Ice Cream Vs. Frozen Yogurt
Today, frozen yogurt is available in several flavors and styles, just like ice cream. Both ice cream and frozen yogurt are known to be nutritious with large amounts of high quality protein, calcium, riboflavin and some other essential vitamins and minerals. While ice creams contain 10-18% of fat content by weight, frozen yogurt usually has lesser amounts of fat content. Fat-free yogurt also exist, however, they often have even more added sugar, as compared to other varieties.

While considering the difference between frozen yogurt and ice cream, people often tend to halt at the fat and sugar content present in them. It's true that frozen yogurt contain less fat content than ice creams and that certain organic frozen yogurt are low-calorie and non-fat, however, one cannot just stop here and draw conclusions. The major health benefit of frozen yogurt goes beyond the horizons of fat and sugar content and stretches to its probiotic content.

Yogurt is actually fermented food, which is made by adding live bacterial cultures to milk. These bacteria spearhead fermentation in the milk and release lactic acid. The acid thickens the milk proteins and causes them to form a thick substance. Consumption of yogurt causes these live bacteria to enter the body and assist various beneficial bacteria in the body. These live bacterial cultures present in frozen yogurt promote better digestion. Probiotic content means good bacterial content, which helps boost the body's immune system, enhances digestion and is also believed to lower cholesterol levels.

Moreover, the amount of lactose present in frozen yogurt is more digestible, as compared to the lactose present in ice creams. This is because frozen yogurt contains enzymes which assist in breaking down dairy products, thereby enabling people with lactose intolerance to ingest frozen yogurt with minimal or no ill effects.

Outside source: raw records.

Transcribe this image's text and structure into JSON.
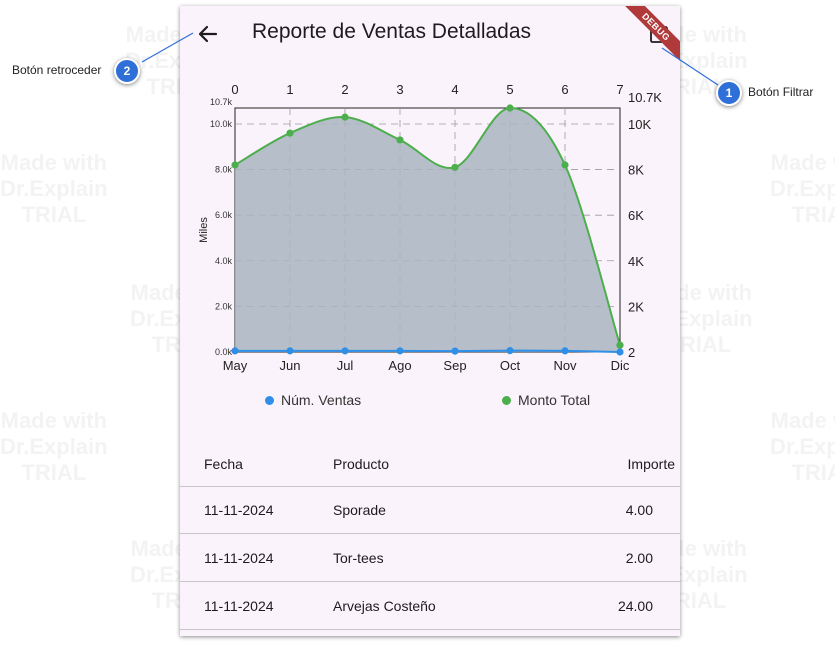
{
  "appbar": {
    "title": "Reporte de Ventas Detalladas",
    "debug_banner": "DEBUG"
  },
  "chart_data": {
    "type": "area",
    "x_top_ticks": [
      "0",
      "1",
      "2",
      "3",
      "4",
      "5",
      "6",
      "7"
    ],
    "categories": [
      "May",
      "Jun",
      "Jul",
      "Ago",
      "Sep",
      "Oct",
      "Nov",
      "Dic"
    ],
    "left_axis": {
      "label": "Miles",
      "ticks": [
        "0.0k",
        "2.0k",
        "4.0k",
        "6.0k",
        "8.0k",
        "10.0k"
      ],
      "max_label": "10.7k",
      "range": [
        0,
        10.7
      ]
    },
    "right_axis": {
      "ticks": [
        "2",
        "2K",
        "4K",
        "6K",
        "8K",
        "10K"
      ],
      "max_label": "10.7K",
      "range": [
        0,
        10700
      ]
    },
    "series": [
      {
        "name": "Núm. Ventas",
        "color": "#2f8ee6",
        "values": [
          0.05,
          0.05,
          0.05,
          0.05,
          0.04,
          0.06,
          0.05,
          0.0
        ]
      },
      {
        "name": "Monto Total",
        "color": "#4cae4c",
        "values": [
          8.2,
          9.6,
          10.3,
          9.3,
          8.1,
          10.7,
          8.2,
          0.3
        ]
      }
    ],
    "grid": true,
    "legend_position": "bottom"
  },
  "table": {
    "headers": {
      "date": "Fecha",
      "product": "Producto",
      "amount": "Importe"
    },
    "rows": [
      {
        "date": "11-11-2024",
        "product": "Sporade",
        "amount": "4.00"
      },
      {
        "date": "11-11-2024",
        "product": "Tor-tees",
        "amount": "2.00"
      },
      {
        "date": "11-11-2024",
        "product": "Arvejas Costeño",
        "amount": "24.00"
      }
    ]
  },
  "callouts": [
    {
      "number": "1",
      "label": "Botón Filtrar"
    },
    {
      "number": "2",
      "label": "Botón retroceder"
    }
  ],
  "watermark": {
    "text": "Made with\nDr.Explain\nTRIAL"
  },
  "colors": {
    "area_fill": "#a9b5c0",
    "accent_blue": "#2f6fd8",
    "debug_red": "#b03a3a"
  }
}
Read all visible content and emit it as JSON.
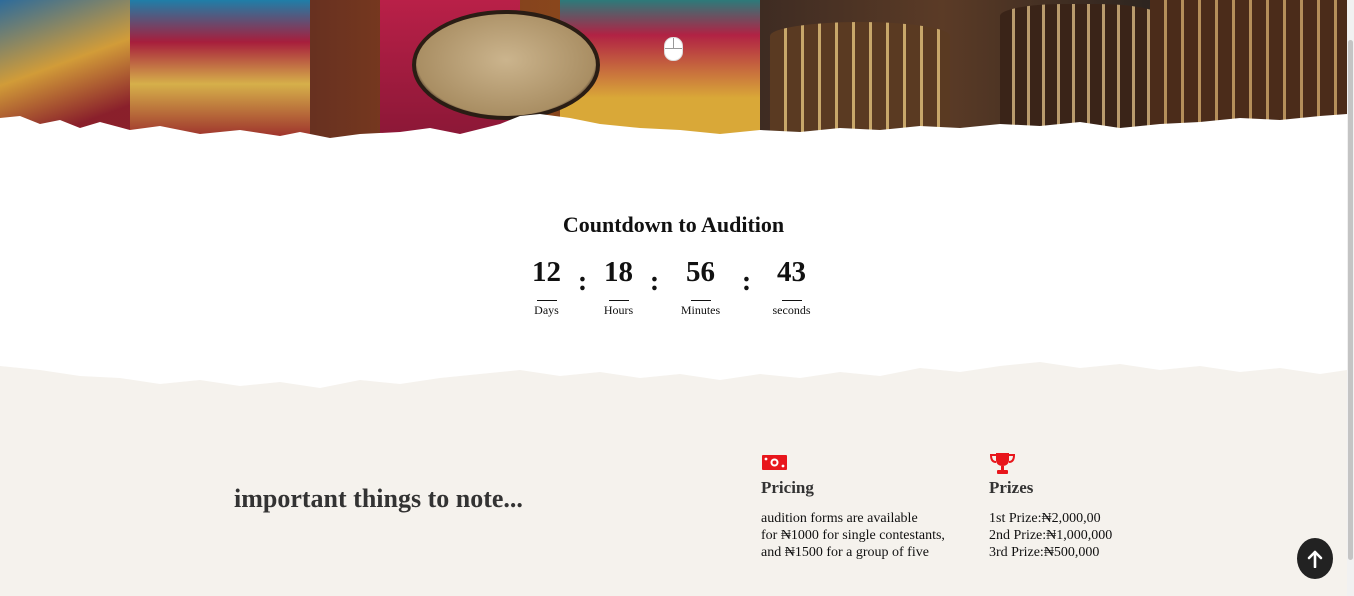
{
  "hero": {
    "scroll_icon": "mouse-icon"
  },
  "countdown": {
    "title": "Countdown to Audition",
    "units": [
      {
        "value": "12",
        "label": "Days"
      },
      {
        "value": "18",
        "label": "Hours"
      },
      {
        "value": "56",
        "label": "Minutes"
      },
      {
        "value": "43",
        "label": "seconds"
      }
    ],
    "separator": ":"
  },
  "notes": {
    "title": "important things to note...",
    "pricing": {
      "icon": "money-bill-icon",
      "heading": "Pricing",
      "lines": [
        "audition forms are available",
        "for ₦1000 for single contestants,",
        "and ₦1500 for a group of five"
      ]
    },
    "prizes": {
      "icon": "trophy-icon",
      "heading": "Prizes",
      "lines": [
        "1st Prize:₦2,000,00",
        "2nd Prize:₦1,000,000",
        "3rd Prize:₦500,000"
      ]
    }
  },
  "colors": {
    "accent": "#e8161c",
    "section_bg": "#f5f2ed",
    "back_to_top_bg": "#222222"
  },
  "back_to_top": {
    "icon": "arrow-up-icon"
  }
}
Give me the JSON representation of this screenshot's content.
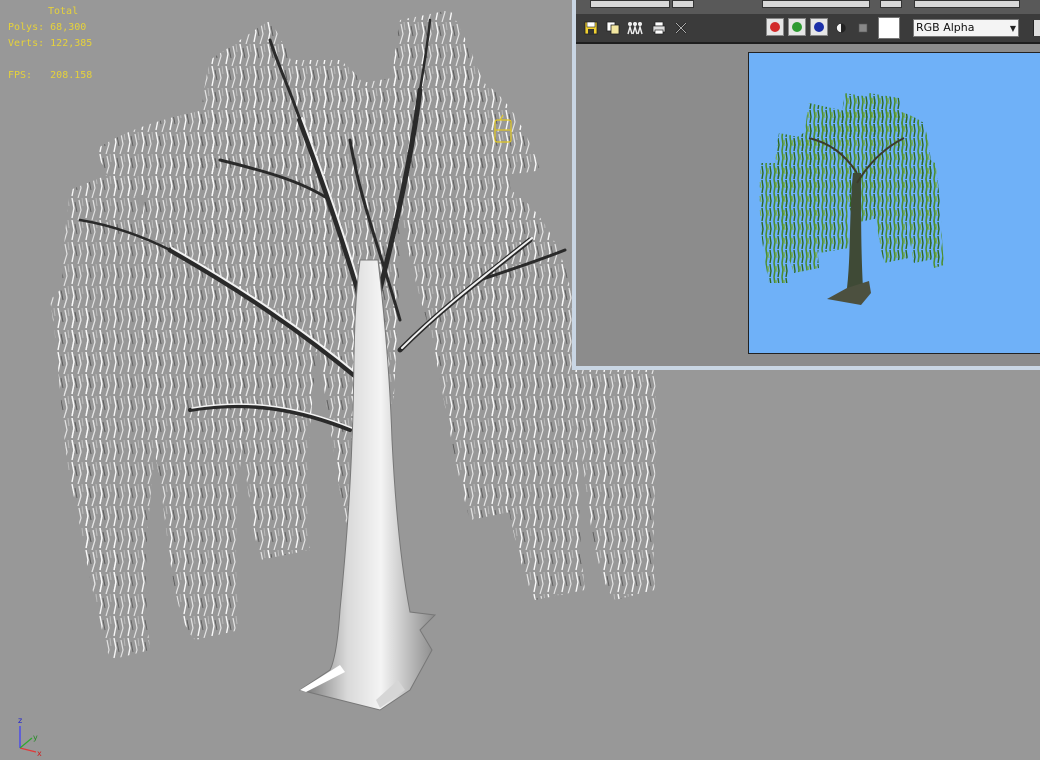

Frozen yogurt, with its additional benefits over ice cream, of greater digestibility, low-fat content and presence of probiotic cultures has caused it to be favored over regular ice creams. However, it is important to note that a great amount of sugar is added in frozen yogurt, which does not make it as healthy as regular yogurt. It is best to view frozen yogurt (health wise), midway between plain yogurt and ice cream. It is best to maintain a balanced consumption ratio. Each is known for its own benefits, so enjoy them proportionately. Hope this article was informative and helpful!